Gute Werke aus Liebe
Nach mittelalterlicher Auffassung trugen gute Taten dazu bei, Gott gnädig zu stimmen. Die Reformatoren dagegen lehrten: Spenden für arme Menschen oder Hilfe für den Nächsten sind gut. Aber damit kann man sich nicht das Wohlwollen Gottes sichern. Nach Luthers Auffassung ist es selbstverständlich, anderen zu helfen, da der Mensch die durch Gott erfahrene Liebe an andere weitergibt.
Bibel statt Papst
Im Mittelalter glaubten viele Christen, was ein Priester oder der Papst verkündete. Die meisten hatte nicht die Möglichkeit, die Aussagen in der Bibel zu überprüfen. Die Bibel war damals sehr teuer und nur in Latein geschrieben. Die damalige Kirche konnte die Heilige Schrift so auslegen, wie sie es für richtig hielt. Als Mönch las Luther die Bibel genau. Er stellte fest, dass in der Bibel nicht steht, dass ein Papst das Oberhaupt der Kirche ist. Für Luther ist allein die Bibel und Christus die Richtschnur, an der sich die Gläubigen orientieren sollen. Folglich lehnte er die Autorität des Papstes und seine kirchlichen Anweisungen und Gesetze ab. „Solange mein Gewissen durch die Worte Gottes gefangen ist, kann und will ich nichts widerrufen“, sagt Luther 1521 auf dem Reichstag in Worms. Entscheidend ist nicht, was ein Papst oder ein Konzil sagt, sondern was in der Bibel steht.

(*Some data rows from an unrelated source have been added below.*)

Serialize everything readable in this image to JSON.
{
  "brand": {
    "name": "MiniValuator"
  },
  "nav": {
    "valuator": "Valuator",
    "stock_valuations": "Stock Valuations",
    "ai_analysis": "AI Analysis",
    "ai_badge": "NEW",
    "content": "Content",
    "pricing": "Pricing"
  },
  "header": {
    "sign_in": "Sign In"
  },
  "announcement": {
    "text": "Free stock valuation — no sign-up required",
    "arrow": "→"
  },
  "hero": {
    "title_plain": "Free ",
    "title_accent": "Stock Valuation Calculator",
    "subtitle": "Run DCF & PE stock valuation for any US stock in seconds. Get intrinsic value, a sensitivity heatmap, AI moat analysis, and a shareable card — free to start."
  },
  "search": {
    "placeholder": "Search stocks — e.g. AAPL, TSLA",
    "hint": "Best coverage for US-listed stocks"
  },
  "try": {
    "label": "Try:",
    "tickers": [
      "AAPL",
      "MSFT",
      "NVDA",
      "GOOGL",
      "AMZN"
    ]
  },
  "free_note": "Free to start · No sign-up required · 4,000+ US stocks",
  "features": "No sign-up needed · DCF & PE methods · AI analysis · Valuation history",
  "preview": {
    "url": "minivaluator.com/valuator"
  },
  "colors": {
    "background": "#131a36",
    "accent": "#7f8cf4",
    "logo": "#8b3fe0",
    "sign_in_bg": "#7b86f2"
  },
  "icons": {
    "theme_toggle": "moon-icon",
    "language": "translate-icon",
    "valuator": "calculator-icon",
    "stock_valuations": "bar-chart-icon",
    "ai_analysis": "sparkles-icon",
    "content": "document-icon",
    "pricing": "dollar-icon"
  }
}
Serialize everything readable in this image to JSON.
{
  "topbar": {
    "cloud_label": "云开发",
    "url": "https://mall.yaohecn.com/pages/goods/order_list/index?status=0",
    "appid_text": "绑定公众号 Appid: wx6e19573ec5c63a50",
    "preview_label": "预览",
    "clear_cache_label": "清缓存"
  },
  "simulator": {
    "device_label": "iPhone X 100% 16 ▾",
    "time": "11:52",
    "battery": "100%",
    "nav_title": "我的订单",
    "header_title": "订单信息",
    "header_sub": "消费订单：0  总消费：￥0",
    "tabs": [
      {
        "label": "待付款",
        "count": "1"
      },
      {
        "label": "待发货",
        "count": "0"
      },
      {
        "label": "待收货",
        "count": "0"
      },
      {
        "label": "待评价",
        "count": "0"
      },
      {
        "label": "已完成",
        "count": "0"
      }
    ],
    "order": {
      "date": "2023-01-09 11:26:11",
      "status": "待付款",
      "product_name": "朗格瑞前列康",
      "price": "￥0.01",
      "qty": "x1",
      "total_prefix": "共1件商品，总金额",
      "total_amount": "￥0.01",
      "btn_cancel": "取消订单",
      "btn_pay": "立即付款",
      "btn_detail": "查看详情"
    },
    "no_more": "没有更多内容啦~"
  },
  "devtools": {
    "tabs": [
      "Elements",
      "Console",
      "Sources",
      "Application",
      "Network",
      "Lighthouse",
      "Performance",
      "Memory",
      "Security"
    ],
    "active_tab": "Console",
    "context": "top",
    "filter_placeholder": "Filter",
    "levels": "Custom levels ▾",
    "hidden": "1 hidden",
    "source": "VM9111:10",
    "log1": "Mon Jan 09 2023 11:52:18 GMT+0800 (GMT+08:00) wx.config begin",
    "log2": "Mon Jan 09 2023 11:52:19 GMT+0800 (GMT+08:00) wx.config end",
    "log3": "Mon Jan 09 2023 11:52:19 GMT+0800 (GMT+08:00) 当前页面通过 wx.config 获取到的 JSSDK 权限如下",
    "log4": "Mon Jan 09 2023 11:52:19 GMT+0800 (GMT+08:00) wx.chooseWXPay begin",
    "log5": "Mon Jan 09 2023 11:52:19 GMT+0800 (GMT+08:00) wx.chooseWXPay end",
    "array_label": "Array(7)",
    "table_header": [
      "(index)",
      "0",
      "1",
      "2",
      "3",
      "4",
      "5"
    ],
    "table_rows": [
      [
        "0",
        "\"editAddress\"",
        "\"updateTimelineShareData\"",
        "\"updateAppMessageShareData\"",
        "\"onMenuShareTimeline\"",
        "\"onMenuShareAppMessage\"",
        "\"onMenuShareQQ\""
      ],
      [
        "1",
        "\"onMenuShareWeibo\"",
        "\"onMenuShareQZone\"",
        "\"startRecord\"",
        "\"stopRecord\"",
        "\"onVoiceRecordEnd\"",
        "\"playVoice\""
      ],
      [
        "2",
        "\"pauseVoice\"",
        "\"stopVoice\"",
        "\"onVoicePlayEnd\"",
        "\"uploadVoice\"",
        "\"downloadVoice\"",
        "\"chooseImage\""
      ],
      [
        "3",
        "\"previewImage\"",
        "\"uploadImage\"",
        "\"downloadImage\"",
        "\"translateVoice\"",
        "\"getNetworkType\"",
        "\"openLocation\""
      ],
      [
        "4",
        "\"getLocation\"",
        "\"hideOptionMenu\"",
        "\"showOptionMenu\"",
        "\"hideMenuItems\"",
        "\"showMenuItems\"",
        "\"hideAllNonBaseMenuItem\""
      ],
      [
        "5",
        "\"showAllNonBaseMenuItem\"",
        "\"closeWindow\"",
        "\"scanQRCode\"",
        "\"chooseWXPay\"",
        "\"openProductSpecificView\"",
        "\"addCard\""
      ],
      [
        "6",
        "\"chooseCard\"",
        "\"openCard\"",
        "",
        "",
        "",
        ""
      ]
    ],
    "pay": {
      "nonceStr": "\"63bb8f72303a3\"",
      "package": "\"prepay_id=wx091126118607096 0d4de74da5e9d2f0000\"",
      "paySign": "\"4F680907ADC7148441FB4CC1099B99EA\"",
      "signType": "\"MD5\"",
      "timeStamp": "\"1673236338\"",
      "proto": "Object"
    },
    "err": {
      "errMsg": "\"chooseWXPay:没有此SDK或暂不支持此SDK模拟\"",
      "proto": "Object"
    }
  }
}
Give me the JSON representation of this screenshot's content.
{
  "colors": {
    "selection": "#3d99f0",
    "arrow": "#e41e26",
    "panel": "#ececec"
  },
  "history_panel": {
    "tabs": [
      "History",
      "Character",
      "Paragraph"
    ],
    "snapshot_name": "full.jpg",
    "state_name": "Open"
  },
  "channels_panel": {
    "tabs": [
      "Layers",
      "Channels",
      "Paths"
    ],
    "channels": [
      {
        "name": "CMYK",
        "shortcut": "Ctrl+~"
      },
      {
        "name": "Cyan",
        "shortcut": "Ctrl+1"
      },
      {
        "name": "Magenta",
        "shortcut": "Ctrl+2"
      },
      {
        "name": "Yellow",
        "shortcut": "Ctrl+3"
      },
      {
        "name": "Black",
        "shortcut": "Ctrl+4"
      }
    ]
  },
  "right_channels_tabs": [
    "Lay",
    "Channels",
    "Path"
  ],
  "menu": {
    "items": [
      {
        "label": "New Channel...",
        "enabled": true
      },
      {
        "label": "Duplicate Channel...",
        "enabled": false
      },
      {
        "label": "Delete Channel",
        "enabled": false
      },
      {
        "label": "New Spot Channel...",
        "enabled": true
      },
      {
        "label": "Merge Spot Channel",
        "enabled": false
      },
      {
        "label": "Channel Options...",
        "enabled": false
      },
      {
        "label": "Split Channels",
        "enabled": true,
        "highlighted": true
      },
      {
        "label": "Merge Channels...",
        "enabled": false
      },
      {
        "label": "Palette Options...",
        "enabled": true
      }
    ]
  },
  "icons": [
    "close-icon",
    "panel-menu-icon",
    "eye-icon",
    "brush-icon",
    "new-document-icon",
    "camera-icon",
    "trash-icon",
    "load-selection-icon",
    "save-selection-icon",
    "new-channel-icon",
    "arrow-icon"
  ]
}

Priestertum aller Gläubigen
Nach Martin Luther ermöglicht der Heilige Geist jedem getauften Christen, die Bibel zu verstehen. Aus diesem Grund übersetzte Luther das Alte und das Neue Testament ins Deutsche und forderte, dass jeder lesen und schreiben lernt. Er war überzeugt, dass jeder, der die Bibel selbst lesen kann, sich auch an der Reform der Kirche beteiligt.
Zwei Sakramente
Die katholische Kirche kennt sieben Sakramente, also Handlungen, die nur ein geweihter Priester ausführen darf: Taufe, Abendmahl, Beichte, Firmung, Eheschließung, Krankensalbung, Priesterweihe. Für die evangelische Kirche gibt es aber nur zwei Sakramente, die Taufe und das Abendmahl. Auch in diesem Punkt orientierte sich Luther an der Bibel, in der er nur die Taufe und das Abendmahl als „heilige Handlungen“ bezeugt sieht. Ein Sakrament ist für Luther: Jesus selbst hat es in der Bibel begründet. Und es hat ein äußeres Zeichen, also das Wasser bei der Taufe, Brot und Wein beim Abendmahl.
Freiheit eines Christenmenschen
Martin Luther schrieb ein kleines Buch über die Freiheit des Christenmenschen, das mit zwei widersprüchlichen Sätzen beginnt. „Ein Christ ist ein freier Mensch und niemandem untertan“, lautet der erste Satz. Dann folgt: „Ein Christ ist ein Knecht und jedermann untertan.“ In der Spannung dieser beiden Sätze entfaltet sich für Luther die persönliche Freiheit. Luther wollte damit die Menschen von selbst ernannten Vordenkern befreien und sie ermutigen, ihr Gewissen selbst anhand biblischer Texte zu schärfen. Es bedeutet aber auch, dass die eigene Freiheit stets auch die Freiheit anderer berührt und keinen Platz lässt für reinen Egoismus. So beendet Luther sein Buch mit dem Grundsatz: „Der Christ lebt nicht in sich selbst, sondern in Christus und seinem Nächsten, in Christus durch den Glauben, in seinem Nächsten durch die Liebe.“
Ehe statt Zölibat
Durch den Gleichheits-Grundsatz des „Priestertums aller Gläubigen“ ist ein besonderer Lebenswandel für Geistliche nicht mehr notwendig: Pfarrer dürfen heiraten.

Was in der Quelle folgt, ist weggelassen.